Disclosure: The views and opinions expressed herein are solely those of the author and do not represent the views and opinions of the crypto.news editorial.
If there is one thing to count on in the blockchain world, it is support which is never something to count on.
While it may seem like we’re entering a bull market filled with large institutional investments thanks to ETFs and the tokenization of real-world assets (RWA), any blockchain veteran would be right to feel a twinge of anxiety. After all, it’s easy to remember the corporate exodus from cryptocurrencies and blockchain as a whole during the last bear market.
This trepidation also extends to corporate capital and venture capital, which have seen cash flows stop while VCs have reined in their big-ticket blockchain investments. There was some slight turn around recently, as institutional investors appear more engaged. However, the feeling that the bottom will fall out at any moment still lingers.
While external investments in the blockchain ecosystem may seem precarious, is not the only avenue through which worthy projects can find support and support for their development. In fact, the blockchain industry has a long history of internal support to help provide a platform for talented developers and innovative projects.
Most often, we can see this type of internal support happen through small investments, grant programs, or big names in cryptocurrency acting as catalyst investors in projects developing on their network. In some cases, a simple retweet can make all the difference in the progress of a project.
Inward investments, whether through capital injections or non-monetary support such as accelerator programs or mentorship programs, succeed in the blockchain space due to the inherent community aspect of the industry. When slogans like “we’ll all make it” and open source development are ingrained in blockchain and web3 culture, this results in material support that is less common in traditional industries.
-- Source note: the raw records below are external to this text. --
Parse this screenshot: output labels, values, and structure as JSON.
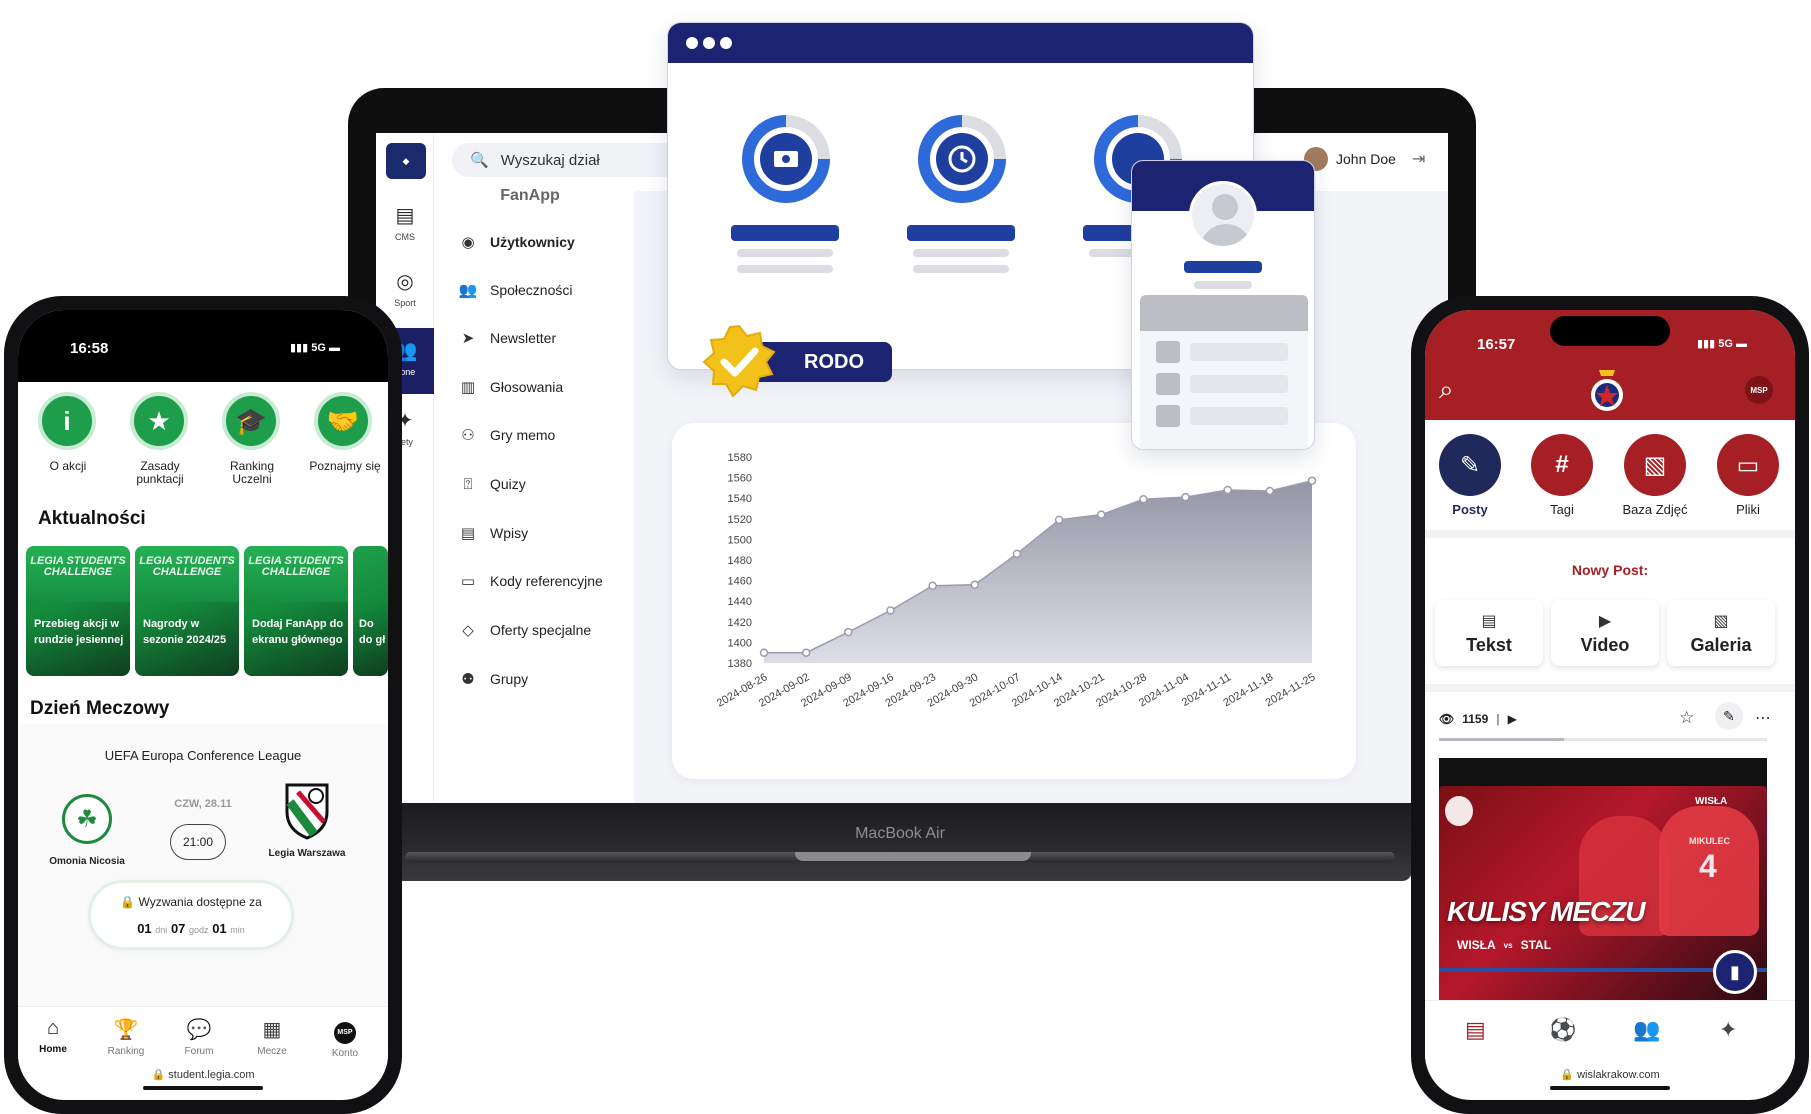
{
  "laptop": {
    "model_label": "MacBook Air",
    "search_placeholder": "Wyszukaj dział",
    "user_name": "John Doe",
    "rail": [
      {
        "label": "CMS",
        "icon": "document-icon"
      },
      {
        "label": "Sport",
        "icon": "basketball-icon"
      },
      {
        "label": "Zone",
        "icon": "users-icon"
      },
      {
        "label": "ilety",
        "icon": "ticket-icon"
      }
    ],
    "menu_title": "FanApp",
    "menu": [
      {
        "label": "Użytkownicy",
        "icon": "user-circle-icon",
        "active": true
      },
      {
        "label": "Społeczności",
        "icon": "group-icon"
      },
      {
        "label": "Newsletter",
        "icon": "send-icon"
      },
      {
        "label": "Głosowania",
        "icon": "poll-icon"
      },
      {
        "label": "Gry memo",
        "icon": "brain-icon"
      },
      {
        "label": "Quizy",
        "icon": "quiz-icon"
      },
      {
        "label": "Wpisy",
        "icon": "post-icon"
      },
      {
        "label": "Kody referencyjne",
        "icon": "code-icon"
      },
      {
        "label": "Oferty specjalne",
        "icon": "tag-icon"
      },
      {
        "label": "Grupy",
        "icon": "users-group-icon"
      }
    ]
  },
  "rodo_label": "RODO",
  "chart_data": {
    "type": "area",
    "x": [
      "2024-08-26",
      "2024-09-02",
      "2024-09-09",
      "2024-09-16",
      "2024-09-23",
      "2024-09-30",
      "2024-10-07",
      "2024-10-14",
      "2024-10-21",
      "2024-10-28",
      "2024-11-04",
      "2024-11-11",
      "2024-11-18",
      "2024-11-25"
    ],
    "values": [
      1390,
      1390,
      1410,
      1431,
      1455,
      1456,
      1486,
      1519,
      1524,
      1539,
      1541,
      1548,
      1547,
      1557
    ],
    "yticks": [
      1380,
      1400,
      1420,
      1440,
      1460,
      1480,
      1500,
      1520,
      1540,
      1560,
      1580
    ],
    "ylim": [
      1380,
      1580
    ],
    "grid": false,
    "colors": {
      "fill": "#8e8fa0",
      "line": "#9a9bb0"
    }
  },
  "legia": {
    "time": "16:58",
    "signal": "5G",
    "actions": [
      {
        "label": "O akcji",
        "icon": "info-icon"
      },
      {
        "label": "Zasady punktacji",
        "icon": "star-icon"
      },
      {
        "label": "Ranking Uczelni",
        "icon": "graduation-cap-icon"
      },
      {
        "label": "Poznajmy się",
        "icon": "handshake-icon"
      }
    ],
    "news_heading": "Aktualności",
    "news_card_brand": "LEGIA STUDENTS CHALLENGE",
    "news": [
      "Przebieg akcji w rundzie jesiennej",
      "Nagrody w sezonie 2024/25",
      "Dodaj FanApp do ekranu głównego",
      "Do do gł"
    ],
    "match_heading": "Dzień Meczowy",
    "league": "UEFA Europa Conference League",
    "home_team": "Omonia Nicosia",
    "away_team": "Legia Warszawa",
    "match_date": "CZW, 28.11",
    "match_time": "21:00",
    "countdown_label": "Wyzwania dostępne za",
    "countdown": {
      "d": "01",
      "d_unit": "dni",
      "h": "07",
      "h_unit": "godz",
      "m": "01",
      "m_unit": "min"
    },
    "nav": [
      {
        "label": "Home",
        "icon": "home-icon",
        "active": true
      },
      {
        "label": "Ranking",
        "icon": "trophy-icon"
      },
      {
        "label": "Forum",
        "icon": "chat-icon"
      },
      {
        "label": "Mecze",
        "icon": "calendar-icon"
      },
      {
        "label": "Konto",
        "icon": "account-icon",
        "badge": "MSP"
      }
    ],
    "url": "student.legia.com"
  },
  "wisla": {
    "time": "16:57",
    "signal": "5G",
    "avatar_badge": "MSP",
    "actions": [
      {
        "label": "Posty",
        "icon": "post-add-icon",
        "color": "#1f2a5a",
        "active": true
      },
      {
        "label": "Tagi",
        "icon": "hashtag-icon",
        "color": "#a51f24"
      },
      {
        "label": "Baza Zdjęć",
        "icon": "image-icon",
        "color": "#a51f24"
      },
      {
        "label": "Pliki",
        "icon": "folder-icon",
        "color": "#a51f24"
      }
    ],
    "new_post_label": "Nowy Post:",
    "post_types": [
      {
        "label": "Tekst",
        "icon": "text-icon"
      },
      {
        "label": "Video",
        "icon": "video-icon"
      },
      {
        "label": "Galeria",
        "icon": "gallery-icon"
      }
    ],
    "views": "1159",
    "video_title": "KULISY MECZU",
    "video_home": "WISŁA",
    "video_vs": "vs",
    "video_away": "STAL",
    "video_brand": "WISŁA",
    "player_name": "MIKULEC",
    "player_number": "4",
    "url": "wislakrakow.com"
  }
}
Likewise, emphasizing internal growth opportunities disconnects blockchain development and progress from external capital and interests fluctuations. If progress can happen regardless of whether or not VCs feel bearish on cryptocurrencies, it shows how resilient the industry is can be when it operates on its own terms.
Beyond investment accelerators, however, there are also broader projects conducting grassroots work to build cooperation, knowledge, and cross-sector collaboration across the blockchain ecosystem.
For example, the Coreum Development Fund recently enhanced its workshop program at universities across North America to encourage students from any discipline to learn about blockchain technology and foster a collaborative atmosphere. This initiative also coincides with the enterprise-focused Layer-1 closing its third edition concession program for projects that create new solutions and tools on its Coreum blockchain network.
Through its grants program, which includes eight projects spanning a wide range of sectors and applications using Coreum as a foundation, and its higher education initiatives to build bridges between faculties, the network is just one example of how the powerful sector can promote collaboration and ongoing support for other projects.
If successful blockchain networks continue to embody this mindset towards knowledge sharing, incubation and development, there is untapped potential for innovative projects.
It also shows developers that there are alternative routes to sustaining support that do not rely on external benefactors to move the sector forward. So, while strong institutional interest in blockchain is undoubtedly encouraging, projects should know that it is not their only growth opportunity.